Chișinău (Brussels Morning Newspaper) – Moldova is having its second round of presidential elections as worries over Russian interference loom large.
Moldova’s pro-Western president, Maia Sandu, confronts a crucial second-round election on 03 Nov 2024 that will decide who takes charge of the EU candidate country, amid widespread allegations of Russian interference.
What does Sandu’s runoff election mean for EU hopes?
Hundreds of thousands of voters at home and polling stations abroad will cast their ballots for either Sandu or her pro-Russian challenger, Alexandr Stoianoglo. While Sandu succeeded the largest share of votes in the first round of the presidential election two weeks ago with 42.3 per cent, she lost to secure an absolute majority, needing a runoff against her nearest rival, an ex-prosecutor and Socialist Party politician Stoianoglo.
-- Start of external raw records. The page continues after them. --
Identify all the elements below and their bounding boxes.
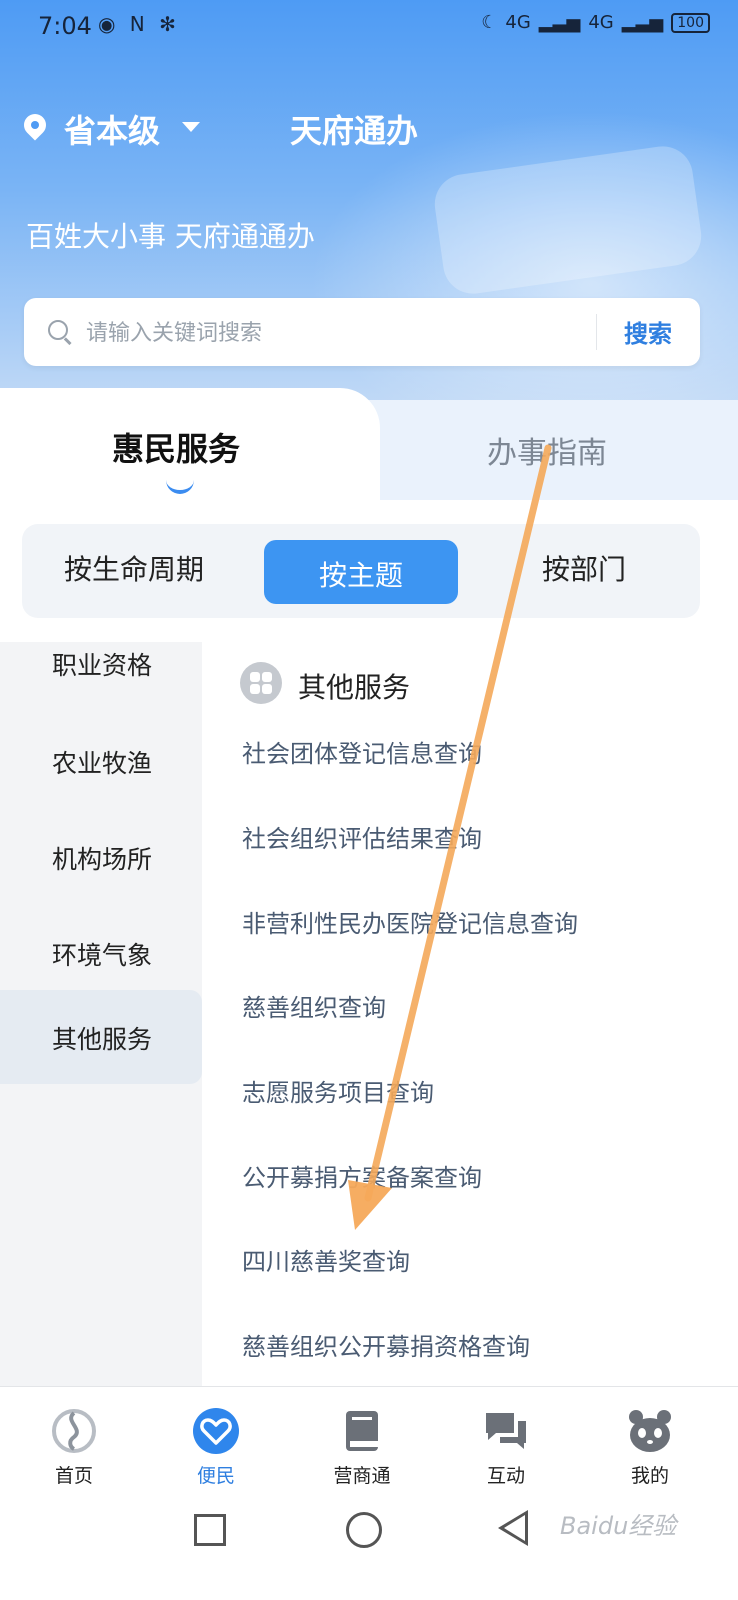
main-tabs: 惠民服务 办事指南 bbox=[0, 388, 738, 500]
home-logo-icon bbox=[52, 1409, 96, 1453]
sidebar-item-institutions[interactable]: 机构场所 bbox=[0, 810, 202, 904]
service-list: 其他服务 社会团体登记信息查询 社会组织评估结果查询 非营利性民办医院登记信息查… bbox=[202, 642, 738, 1386]
signal-icon: ▂▃▅ bbox=[538, 12, 581, 33]
sidebar-item-label: 其他服务 bbox=[52, 1025, 153, 1054]
list-item[interactable]: 四川慈善奖查询 bbox=[242, 1242, 410, 1277]
header: 省本级 天府通办 bbox=[0, 100, 738, 160]
nav-convenience[interactable]: 便民 bbox=[142, 1387, 290, 1491]
list-item[interactable]: 慈善组织查询 bbox=[242, 988, 386, 1023]
category-sidebar: 职业资格 农业牧渔 机构场所 环境气象 其他服务 bbox=[0, 642, 202, 1386]
network-4g-label-2: 4G bbox=[588, 12, 614, 33]
bottom-nav: 首页 便民 营商通 互动 我的 bbox=[0, 1386, 738, 1491]
page-title: 天府通办 bbox=[290, 112, 419, 150]
status-right-icons: ☾ 4G ▂▃▅ 4G ▂▃▅ 100 bbox=[481, 12, 710, 33]
signal-icon-2: ▂▃▅ bbox=[621, 12, 664, 33]
status-bar: 7:04 ◉ N ✻ ☾ 4G ▂▃▅ 4G ▂▃▅ 100 bbox=[0, 0, 738, 52]
recent-apps-icon[interactable] bbox=[194, 1514, 226, 1546]
back-triangle-icon[interactable] bbox=[498, 1510, 528, 1546]
sidebar-item-label: 环境气象 bbox=[52, 941, 153, 970]
nav-mine[interactable]: 我的 bbox=[576, 1387, 724, 1491]
location-pin-icon[interactable] bbox=[19, 109, 51, 141]
section-title: 其他服务 bbox=[298, 671, 411, 704]
list-item[interactable]: 社会组织评估结果查询 bbox=[242, 819, 482, 854]
search-input[interactable] bbox=[84, 312, 568, 354]
moon-icon: ☾ bbox=[481, 12, 498, 33]
search-icon bbox=[48, 320, 68, 340]
nav-home[interactable]: 首页 bbox=[0, 1387, 148, 1491]
segment-theme[interactable]: 按主题 bbox=[264, 540, 458, 604]
sidebar-item-label: 农业牧渔 bbox=[52, 749, 153, 778]
tab-guide[interactable]: 办事指南 bbox=[487, 428, 607, 472]
tab-services[interactable]: 惠民服务 bbox=[112, 424, 240, 470]
status-left-icons: ◉ N ✻ bbox=[98, 12, 180, 36]
caret-down-icon[interactable] bbox=[182, 122, 200, 132]
sidebar-item-environment[interactable]: 环境气象 bbox=[0, 906, 202, 1000]
nav-business[interactable]: 营商通 bbox=[288, 1387, 436, 1491]
segment-lifecycle[interactable]: 按生命周期 bbox=[64, 548, 204, 588]
grid-icon bbox=[240, 662, 282, 704]
list-item[interactable]: 社会团体登记信息查询 bbox=[242, 734, 482, 769]
network-4g-label: 4G bbox=[505, 12, 531, 33]
nav-mine-label: 我的 bbox=[630, 1465, 669, 1487]
sidebar-item-other-services[interactable]: 其他服务 bbox=[0, 990, 202, 1084]
list-item[interactable]: 公开募捐方案备案查询 bbox=[242, 1158, 482, 1193]
sidebar-item-professional-qualification[interactable]: 职业资格 bbox=[0, 616, 202, 710]
watermark: Baidu经验 bbox=[560, 1512, 677, 1540]
nav-home-label: 首页 bbox=[54, 1465, 93, 1487]
list-item[interactable]: 慈善组织公开募捐资格查询 bbox=[242, 1327, 530, 1362]
segment-department[interactable]: 按部门 bbox=[542, 548, 626, 588]
slogan: 百姓大小事 天府通通办 bbox=[26, 220, 315, 253]
nav-interaction[interactable]: 互动 bbox=[432, 1387, 580, 1491]
search-button[interactable]: 搜索 bbox=[624, 314, 672, 349]
home-circle-icon[interactable] bbox=[346, 1512, 382, 1548]
sidebar-item-label: 机构场所 bbox=[52, 845, 153, 874]
battery-icon: 100 bbox=[671, 12, 710, 33]
panda-icon bbox=[629, 1410, 671, 1452]
segment-theme-label: 按主题 bbox=[318, 559, 403, 592]
location-selector[interactable]: 省本级 bbox=[64, 106, 160, 152]
sidebar-item-agriculture[interactable]: 农业牧渔 bbox=[0, 714, 202, 808]
chat-bubbles-icon bbox=[486, 1413, 526, 1449]
list-item[interactable]: 非营利性民办医院登记信息查询 bbox=[242, 904, 578, 939]
heart-hands-icon bbox=[193, 1408, 239, 1454]
book-icon bbox=[346, 1411, 378, 1451]
status-time: 7:04 bbox=[38, 12, 92, 40]
nav-business-label: 营商通 bbox=[333, 1465, 391, 1487]
nav-convenience-label: 便民 bbox=[196, 1465, 235, 1487]
search-divider bbox=[596, 314, 597, 350]
sidebar-item-label: 职业资格 bbox=[52, 651, 153, 680]
list-item[interactable]: 志愿服务项目查询 bbox=[242, 1073, 434, 1108]
nav-interaction-label: 互动 bbox=[486, 1465, 525, 1487]
search-bar: 搜索 bbox=[24, 298, 700, 366]
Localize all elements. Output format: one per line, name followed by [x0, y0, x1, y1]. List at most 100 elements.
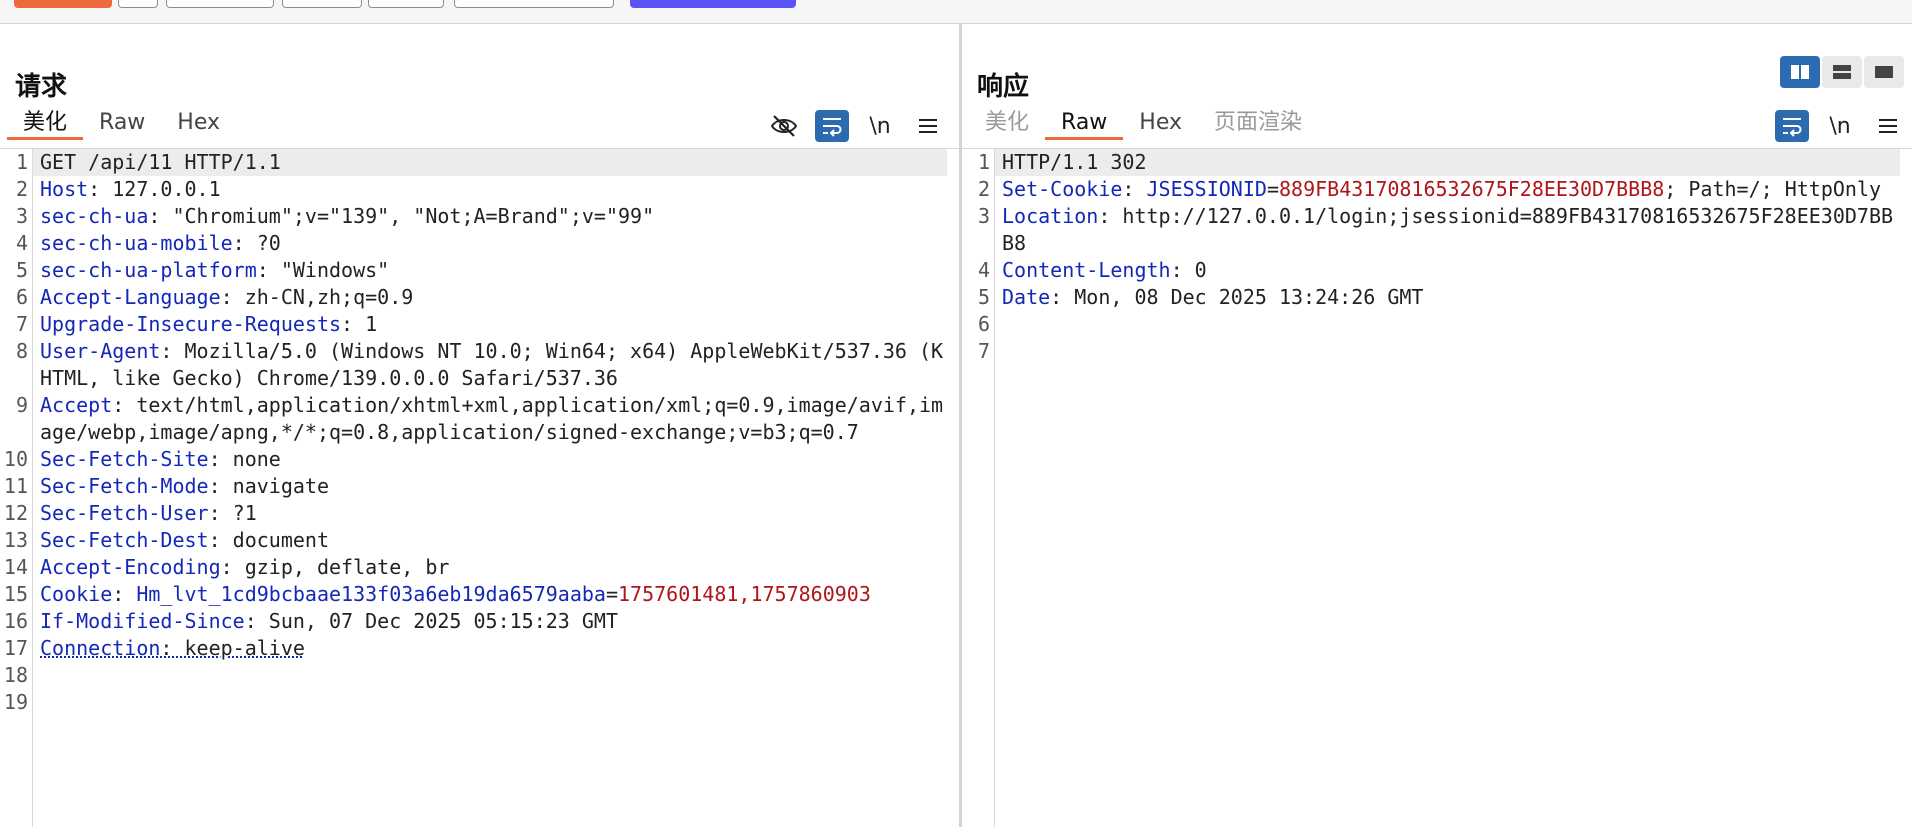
header-value: "Windows" — [280, 258, 390, 282]
line-number: 5 — [977, 285, 990, 309]
primary-action-button[interactable] — [630, 0, 796, 8]
header-name: Accept-Language — [40, 285, 221, 309]
tab-render[interactable]: 页面渲染 — [1198, 108, 1318, 140]
cookie-name: JSESSIONID — [1146, 177, 1267, 201]
response-editor[interactable]: 1 HTTP/1.1 302 2 Set-Cookie: JSESSIONID=… — [962, 149, 1912, 827]
target-button[interactable] — [454, 0, 614, 8]
empty-line — [32, 662, 947, 689]
header-value: 1 — [365, 312, 378, 336]
code-line: 14 Accept-Encoding: gzip, deflate, br — [0, 554, 959, 581]
header-value: navigate — [232, 474, 329, 498]
line-number: 8 — [15, 339, 28, 363]
line-number: 15 — [3, 582, 28, 606]
line-number: 2 — [15, 177, 28, 201]
code-line: 1 HTTP/1.1 302 — [962, 149, 1912, 176]
code-line: 7 Upgrade-Insecure-Requests: 1 — [0, 311, 959, 338]
menu-icon[interactable] — [911, 110, 945, 142]
code-line: 6 — [962, 311, 1912, 338]
line-number: 1 — [977, 150, 990, 174]
code-line: 2 Set-Cookie: JSESSIONID=889FB4317081653… — [962, 176, 1912, 203]
send-button[interactable] — [14, 0, 112, 8]
request-line-text: GET /api/11 HTTP/1.1 — [32, 149, 947, 176]
cookie-name: Hm_lvt_1cd9bcbaae133f03a6eb19da6579aaba — [136, 582, 606, 606]
history-forward-button[interactable] — [368, 0, 444, 8]
split-columns-icon[interactable] — [1780, 56, 1820, 88]
word-wrap-icon[interactable] — [1775, 110, 1809, 142]
gutter-divider — [994, 149, 995, 827]
hide-eye-icon[interactable] — [767, 110, 801, 142]
code-line: 16 If-Modified-Since: Sun, 07 Dec 2025 0… — [0, 608, 959, 635]
line-number: 3 — [15, 204, 28, 228]
cookie-value: 889FB43170816532675F28EE30D7BBB8 — [1278, 177, 1665, 201]
request-tools: \n — [767, 110, 945, 142]
history-back-button[interactable] — [282, 0, 362, 8]
tab-hex[interactable]: Hex — [1123, 108, 1198, 140]
tab-pretty[interactable]: 美化 — [7, 108, 84, 140]
header-value: http://127.0.0.1/login;jsessionid=889FB4… — [1002, 204, 1894, 255]
header-value: text/html,application/xhtml+xml,applicat… — [40, 393, 944, 444]
gutter-divider — [32, 149, 33, 827]
header-name: Location — [1002, 204, 1099, 228]
cookie-attributes: ; Path=/; HttpOnly — [1664, 177, 1882, 201]
request-title: 请求 — [15, 72, 68, 102]
header-name: Sec-Fetch-Dest — [40, 528, 209, 552]
line-number: 3 — [977, 204, 990, 228]
tab-pretty[interactable]: 美化 — [969, 108, 1045, 140]
line-number: 6 — [977, 312, 990, 336]
header-name: Sec-Fetch-User — [40, 501, 209, 525]
response-tabs: 美化 Raw Hex 页面渲染 — [969, 108, 1318, 140]
header-value: zh-CN,zh;q=0.9 — [244, 285, 414, 309]
code-line: 19 — [0, 689, 959, 716]
line-number: 11 — [3, 474, 28, 498]
line-number: 18 — [3, 663, 28, 687]
line-number: 10 — [3, 447, 28, 471]
word-wrap-icon[interactable] — [815, 110, 849, 142]
header-name: Upgrade-Insecure-Requests — [40, 312, 342, 336]
header-value: 0 — [1194, 258, 1207, 282]
code-line: 3 Location: http://127.0.0.1/login;jsess… — [962, 203, 1912, 257]
header-value: 127.0.0.1 — [112, 177, 221, 201]
header-name: Sec-Fetch-Mode — [40, 474, 209, 498]
code-line: 12 Sec-Fetch-User: ?1 — [0, 500, 959, 527]
split-rows-icon[interactable] — [1822, 56, 1862, 88]
single-pane-icon[interactable] — [1864, 56, 1904, 88]
menu-icon[interactable] — [1871, 110, 1905, 142]
code-line: 8 User-Agent: Mozilla/5.0 (Windows NT 10… — [0, 338, 959, 392]
code-line: 2 Host: 127.0.0.1 — [0, 176, 959, 203]
line-number: 13 — [3, 528, 28, 552]
toolbar-button[interactable] — [118, 0, 158, 8]
tab-hex[interactable]: Hex — [161, 108, 236, 140]
line-number: 7 — [15, 312, 28, 336]
header-value: none — [232, 447, 281, 471]
code-line: 9 Accept: text/html,application/xhtml+xm… — [0, 392, 959, 446]
line-number: 1 — [15, 150, 28, 174]
newline-toggle[interactable]: \n — [1823, 110, 1857, 142]
header-name: Connection — [40, 636, 161, 660]
header-name: User-Agent — [40, 339, 161, 363]
header-value: gzip, deflate, br — [244, 555, 450, 579]
line-number: 17 — [3, 636, 28, 660]
empty-line — [994, 311, 1900, 338]
header-value: keep-alive — [184, 636, 305, 660]
code-line: 13 Sec-Fetch-Dest: document — [0, 527, 959, 554]
line-number: 9 — [15, 393, 28, 417]
line-number: 19 — [3, 690, 28, 714]
header-name: Accept-Encoding — [40, 555, 221, 579]
top-toolbar — [0, 0, 1912, 24]
empty-line — [32, 689, 947, 716]
code-line: 5 sec-ch-ua-platform: "Windows" — [0, 257, 959, 284]
request-editor[interactable]: 1 GET /api/11 HTTP/1.1 2 Host: 127.0.0.1… — [0, 149, 959, 827]
header-name: Host — [40, 177, 89, 201]
code-line: 11 Sec-Fetch-Mode: navigate — [0, 473, 959, 500]
newline-toggle[interactable]: \n — [863, 110, 897, 142]
line-number: 12 — [3, 501, 28, 525]
toolbar-button[interactable] — [166, 0, 274, 8]
code-line: 10 Sec-Fetch-Site: none — [0, 446, 959, 473]
request-pane: 请求 美化 Raw Hex \n 1 GET /api/11 HTTP/1.1 … — [0, 24, 959, 827]
line-number: 7 — [977, 339, 990, 363]
header-name: If-Modified-Since — [40, 609, 245, 633]
header-name: Sec-Fetch-Site — [40, 447, 209, 471]
tab-raw[interactable]: Raw — [83, 108, 161, 140]
header-name: sec-ch-ua-mobile — [40, 231, 233, 255]
tab-raw[interactable]: Raw — [1045, 108, 1124, 140]
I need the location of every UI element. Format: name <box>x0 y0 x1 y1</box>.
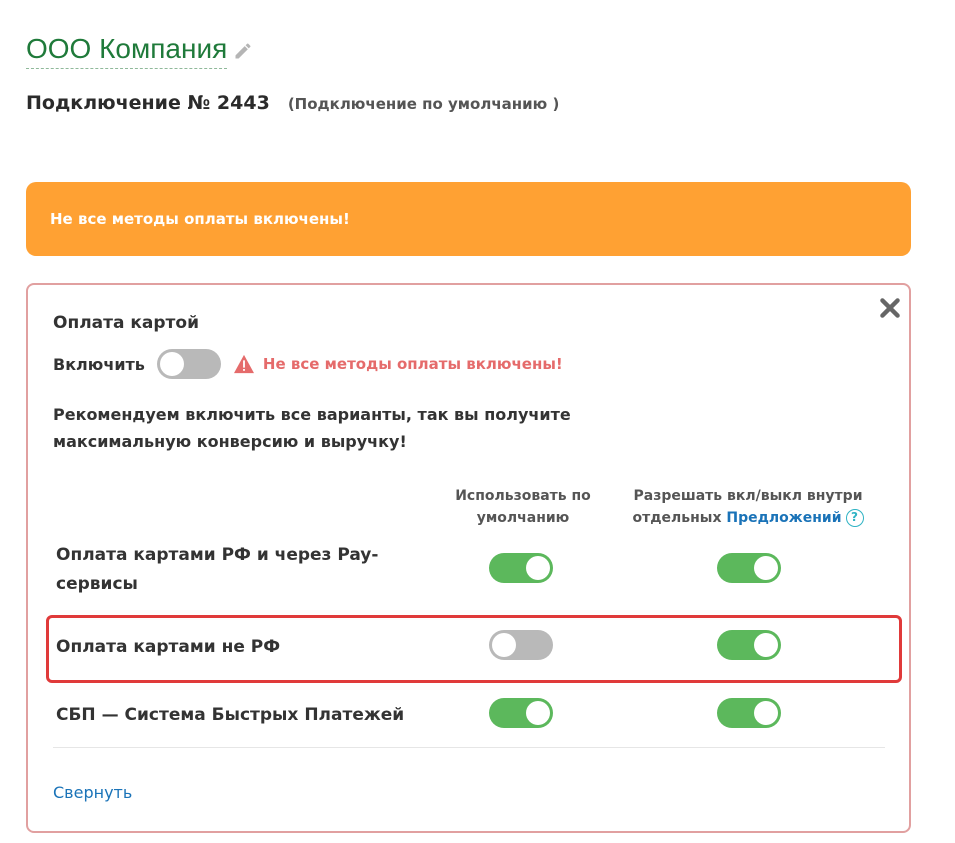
warning-triangle-icon <box>233 354 254 374</box>
panel-title: Оплата картой <box>53 313 199 333</box>
enable-label: Включить <box>53 354 145 374</box>
connection-subtitle: (Подключение по умолчанию ) <box>287 95 560 113</box>
recommendation-text: Рекомендуем включить все варианты, так в… <box>53 405 571 451</box>
toggle-knob <box>754 701 778 725</box>
column-header-default: Использовать по умолчанию <box>455 488 591 526</box>
connection-title: Подключение № 2443 <box>26 92 270 114</box>
method-label: СБП — Система Быстрых Платежей <box>56 705 405 725</box>
card-payment-panel: Оплата картой Включить Не все методы опл… <box>26 283 911 833</box>
column-header-allow: Разрешать вкл/выкл внутри отдельных Пред… <box>628 485 868 529</box>
method-allow-toggle[interactable] <box>717 698 781 728</box>
pencil-icon[interactable] <box>233 41 253 61</box>
divider <box>53 747 885 748</box>
toggle-knob <box>526 701 550 725</box>
warning-text: Не все методы оплаты включены! <box>262 355 563 373</box>
connection-heading: Подключение № 2443 (Подключение по умолч… <box>26 92 559 114</box>
enable-toggle[interactable] <box>156 349 221 379</box>
enable-row: Включить Не все методы оплаты включены! <box>53 349 563 379</box>
offers-link[interactable]: Предложений <box>726 510 841 526</box>
method-default-toggle[interactable] <box>489 553 553 583</box>
company-name[interactable]: ООО Компания <box>26 32 228 69</box>
method-label: Оплата картами РФ и через Pay-сервисы <box>56 545 379 594</box>
toggle-knob <box>526 556 550 580</box>
company-header: ООО Компания <box>26 32 253 69</box>
toggle-knob <box>754 633 778 657</box>
method-label: Оплата картами не РФ <box>56 637 281 657</box>
warning: Не все методы оплаты включены! <box>233 354 563 374</box>
alert-text: Не все методы оплаты включены! <box>50 210 350 228</box>
method-allow-toggle[interactable] <box>717 553 781 583</box>
close-icon[interactable] <box>877 295 903 321</box>
toggle-knob <box>492 633 516 657</box>
method-default-toggle[interactable] <box>489 630 553 660</box>
toggle-knob <box>754 556 778 580</box>
help-circle-icon[interactable]: ? <box>845 509 864 527</box>
alert-banner: Не все методы оплаты включены! <box>26 182 911 256</box>
method-default-toggle[interactable] <box>489 698 553 728</box>
toggle-knob <box>159 352 184 376</box>
collapse-link[interactable]: Свернуть <box>53 783 132 802</box>
method-allow-toggle[interactable] <box>717 630 781 660</box>
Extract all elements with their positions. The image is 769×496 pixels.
A concurrent referendum on Oct. 20 on whether to glorify European integration into Moldova’s constitution passed by the slimmest of margins — with 50.4 per cent backing the move and 49.6 per cent against it. Sandu blamed Russia for “buying 300,000 votes” and utilising an unprecedented campaign of disinformation and propaganda to attempt to keep the former Soviet Republic inside its self-proclaimed sphere of power.
how significant is Russian influence on Moldova’s voters?
In the wake of the two October votes, Moldovan law enforcement stated that a vote-buying scheme was staged by Ilan Shor, an exiled oligarch who lives in Russia and was sentenced in absentia last year for fraud and money laundering.
Prosecutors state that $39 million was paid to more than 130,000 recipients via an internationally sanctioned Russian bank to voters between September and October. Anticorruption authorities have performed hundreds of searches and confiscated over $2.7 million in cash as they endeavour to crack down. Since then, Moldovan authorities have repeatedly blamed Russia for waging a vast “hybrid war,” from sprawling disinformation movements to protests by pro-Russian parties to vote-buying schemes that damage countrywide elections.